Traditional administrators often tout "anti-fraud teams" consisting of human reviewers looking at spreadsheets. In a recent case, an administrator's manual review was nearly 100% wrong, meaning almost every claim they approved was a fraudulent bot claim while rejecting nearly all of the valid human claimants. Humans cannot spot the behavioral patterns of sophisticated "fraud farms" or automated scripts. Only data enrichment and foundational data science can distinguish fraudulent claims from valid ones  at this scale.

4. Applying Inconsistent Fraud Logic

Without a centralized data science foundation, different reviewers often apply different criteria to similar claims. This inconsistency leads to valid claims being rejected and fraudulent claims being approved, usually resulting in diluted recoveries where the class fund is drained by errors. Accuracy is a fiduciary duty. Using a systems-engineering approach ensures that the same logic applies to every claim every time with a full audit trail for the court.

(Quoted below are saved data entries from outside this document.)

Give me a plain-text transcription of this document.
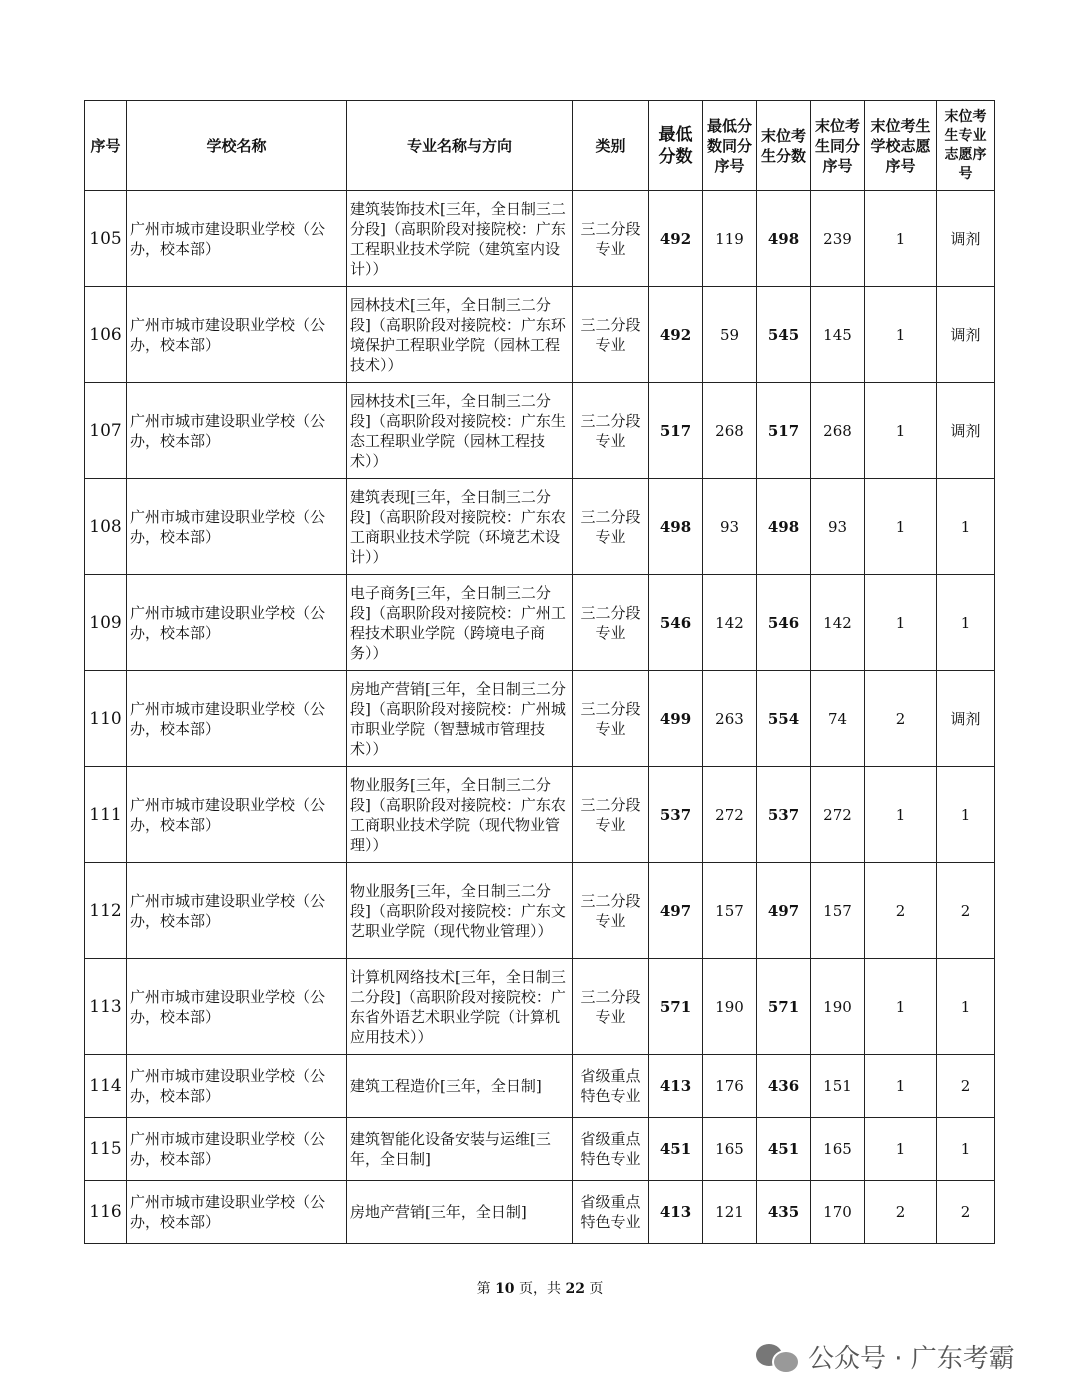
序号	学校名称	专业名称与方向	类别	最低分数	最低分数同分序号	末位考生分数	末位考生同分序号	末位考生学校志愿序号	末位考生专业志愿序号
105	广州市城市建设职业学校（公办，校本部）	建筑装饰技术[三年，全日制三二分段]（高职阶段对接院校：广东工程职业技术学院（建筑室内设计））	三二分段专业	492	119	498	239	1	调剂
106	广州市城市建设职业学校（公办，校本部）	园林技术[三年，全日制三二分段]（高职阶段对接院校：广东环境保护工程职业学院（园林工程技术））	三二分段专业	492	59	545	145	1	调剂
107	广州市城市建设职业学校（公办，校本部）	园林技术[三年，全日制三二分段]（高职阶段对接院校：广东生态工程职业学院（园林工程技术））	三二分段专业	517	268	517	268	1	调剂
108	广州市城市建设职业学校（公办，校本部）	建筑表现[三年，全日制三二分段]（高职阶段对接院校：广东农工商职业技术学院（环境艺术设计））	三二分段专业	498	93	498	93	1	1
109	广州市城市建设职业学校（公办，校本部）	电子商务[三年，全日制三二分段]（高职阶段对接院校：广州工程技术职业学院（跨境电子商务））	三二分段专业	546	142	546	142	1	1
110	广州市城市建设职业学校（公办，校本部）	房地产营销[三年，全日制三二分段]（高职阶段对接院校：广州城市职业学院（智慧城市管理技术））	三二分段专业	499	263	554	74	2	调剂
111	广州市城市建设职业学校（公办，校本部）	物业服务[三年，全日制三二分段]（高职阶段对接院校：广东农工商职业技术学院（现代物业管理））	三二分段专业	537	272	537	272	1	1
112	广州市城市建设职业学校（公办，校本部）	物业服务[三年，全日制三二分段]（高职阶段对接院校：广东文艺职业学院（现代物业管理））	三二分段专业	497	157	497	157	2	2
113	广州市城市建设职业学校（公办，校本部）	计算机网络技术[三年，全日制三二分段]（高职阶段对接院校：广东省外语艺术职业学院（计算机应用技术））	三二分段专业	571	190	571	190	1	1
114	广州市城市建设职业学校（公办，校本部）	建筑工程造价[三年，全日制]	省级重点特色专业	413	176	436	151	1	2
115	广州市城市建设职业学校（公办，校本部）	建筑智能化设备安装与运维[三年，全日制]	省级重点特色专业	451	165	451	165	1	1
116	广州市城市建设职业学校（公办，校本部）	房地产营销[三年，全日制]	省级重点特色专业	413	121	435	170	2	2
第 10 页，共 22 页
公众号 · 广东考霸
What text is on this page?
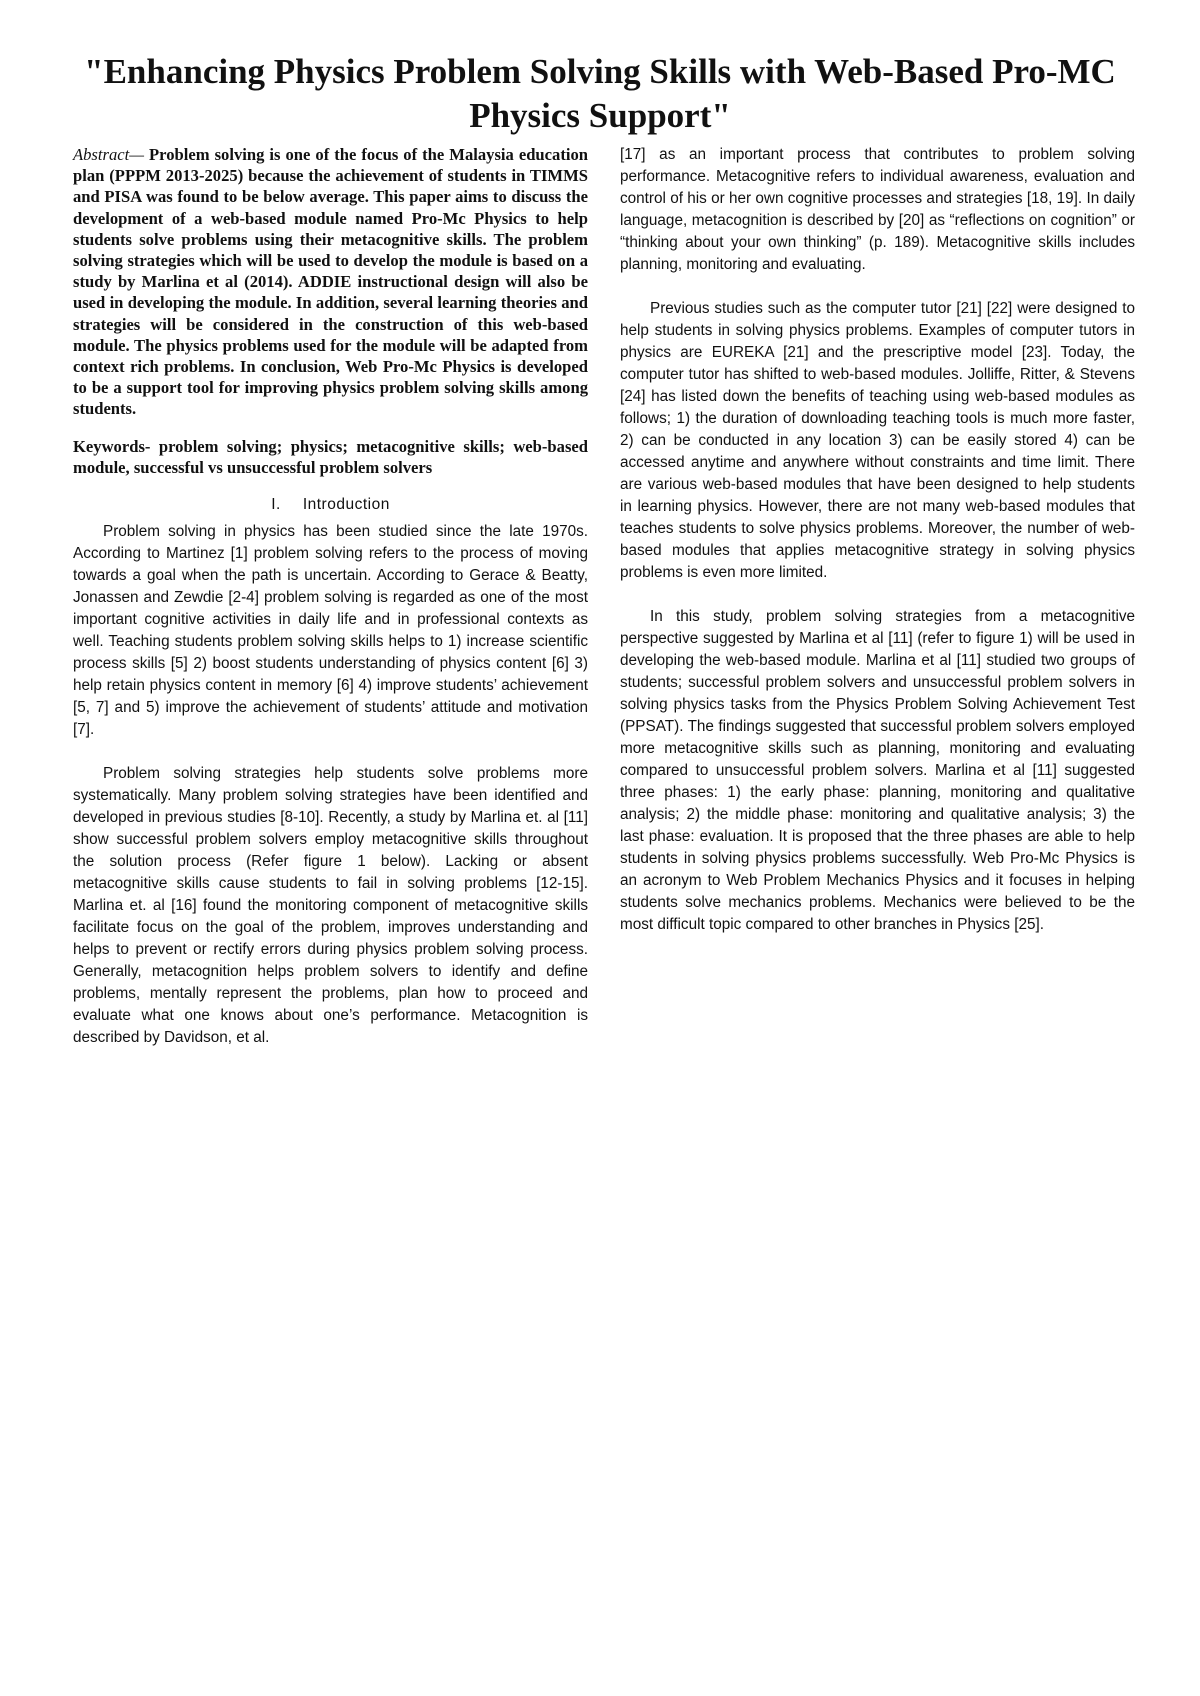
"Enhancing Physics Problem Solving Skills with Web-Based Pro-MC Physics Support"

Abstract— Problem solving is one of the focus of the Malaysia education plan (PPPM 2013-2025) because the achievement of students in TIMMS and PISA was found to be below average. This paper aims to discuss the development of a web-based module named Pro-Mc Physics to help students solve problems using their metacognitive skills. The problem solving strategies which will be used to develop the module is based on a study by Marlina et al (2014). ADDIE instructional design will also be used in developing the module. In addition, several learning theories and strategies will be considered in the construction of this web-based module. The physics problems used for the module will be adapted from context rich problems. In conclusion, Web Pro-Mc Physics is developed to be a support tool for improving physics problem solving skills among students.

Keywords- problem solving; physics; metacognitive skills; web-based module, successful vs unsuccessful problem solvers

I. Introduction

Problem solving in physics has been studied since the late 1970s. According to Martinez [1] problem solving refers to the process of moving towards a goal when the path is uncertain. According to Gerace & Beatty, Jonassen and Zewdie [2-4] problem solving is regarded as one of the most important cognitive activities in daily life and in professional contexts as well. Teaching students problem solving skills helps to 1) increase scientific process skills [5] 2) boost students understanding of physics content [6] 3) help retain physics content in memory [6] 4) improve students’ achievement [5, 7] and 5) improve the achievement of students’ attitude and motivation [7].

Problem solving strategies help students solve problems more systematically. Many problem solving strategies have been identified and developed in previous studies [8-10]. Recently, a study by Marlina et. al [11] show successful problem solvers employ metacognitive skills throughout the solution process (Refer figure 1 below). Lacking or absent metacognitive skills cause students to fail in solving problems [12-15]. Marlina et. al [16] found the monitoring component of metacognitive skills facilitate focus on the goal of the problem, improves understanding and helps to prevent or rectify errors during physics problem solving process. Generally, metacognition helps problem solvers to identify and define problems, mentally represent the problems, plan how to proceed and evaluate what one knows about one’s performance. Metacognition is described by Davidson, et al.

[17] as an important process that contributes to problem solving performance. Metacognitive refers to individual awareness, evaluation and control of his or her own cognitive processes and strategies [18, 19]. In daily language, metacognition is described by [20] as “reflections on cognition” or “thinking about your own thinking” (p. 189). Metacognitive skills includes planning, monitoring and evaluating.

Previous studies such as the computer tutor [21] [22] were designed to help students in solving physics problems. Examples of computer tutors in physics are EUREKA [21] and the prescriptive model [23]. Today, the computer tutor has shifted to web-based modules. Jolliffe, Ritter, & Stevens [24] has listed down the benefits of teaching using web-based modules as follows; 1) the duration of downloading teaching tools is much more faster, 2) can be conducted in any location 3) can be easily stored 4) can be accessed anytime and anywhere without constraints and time limit. There are various web-based modules that have been designed to help students in learning physics. However, there are not many web-based modules that teaches students to solve physics problems. Moreover, the number of web-based modules that applies metacognitive strategy in solving physics problems is even more limited.

In this study, problem solving strategies from a metacognitive perspective suggested by Marlina et al [11] (refer to figure 1) will be used in developing the web-based module. Marlina et al [11] studied two groups of students; successful problem solvers and unsuccessful problem solvers in solving physics tasks from the Physics Problem Solving Achievement Test (PPSAT). The findings suggested that successful problem solvers employed more metacognitive skills such as planning, monitoring and evaluating compared to unsuccessful problem solvers. Marlina et al [11] suggested three phases: 1) the early phase: planning, monitoring and qualitative analysis; 2) the middle phase: monitoring and qualitative analysis; 3) the last phase: evaluation. It is proposed that the three phases are able to help students in solving physics problems successfully. Web Pro-Mc Physics is an acronym to Web Problem Mechanics Physics and it focuses in helping students solve mechanics problems. Mechanics were believed to be the most difficult topic compared to other branches in Physics [25].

5. Engaging in "AI-Washing"

The legal industry is currently flooded with "AI-washing." Administrators quote advanced tools in their marketing materials that they do not actually use in their internal workflows. There is a definitive line between using a chatbot to summarize an email and using data engineering to find truths in 15 million records. If your administrator cannot explain the difference between structuring unstructured data and performing deterministic identity resolution, they are selling you a buzzword.

Today, complex litigation means dealing with complex, large-scale data. Too many administrators are relying on ineffective, legacy approaches as opposed to defensible data science. And courts are increasingly demanding that lawyers spot the difference.

6. Blocking VPN Users as a "Security" Measure

Privacy-conscious users make up a significant portion of the population. Yet many legacy administrators simply block all VPN traffic to stop bots. This lazy solution creates an ethical trap for the plaintiff firm. It forces class members to choose between their digital privacy and their right to a claim. A true fraud stack will include frontend tools to stop bots, and a data science approach to identifying sophisticated fraud that bypasses frontend tools, without penalizing humans who value their security.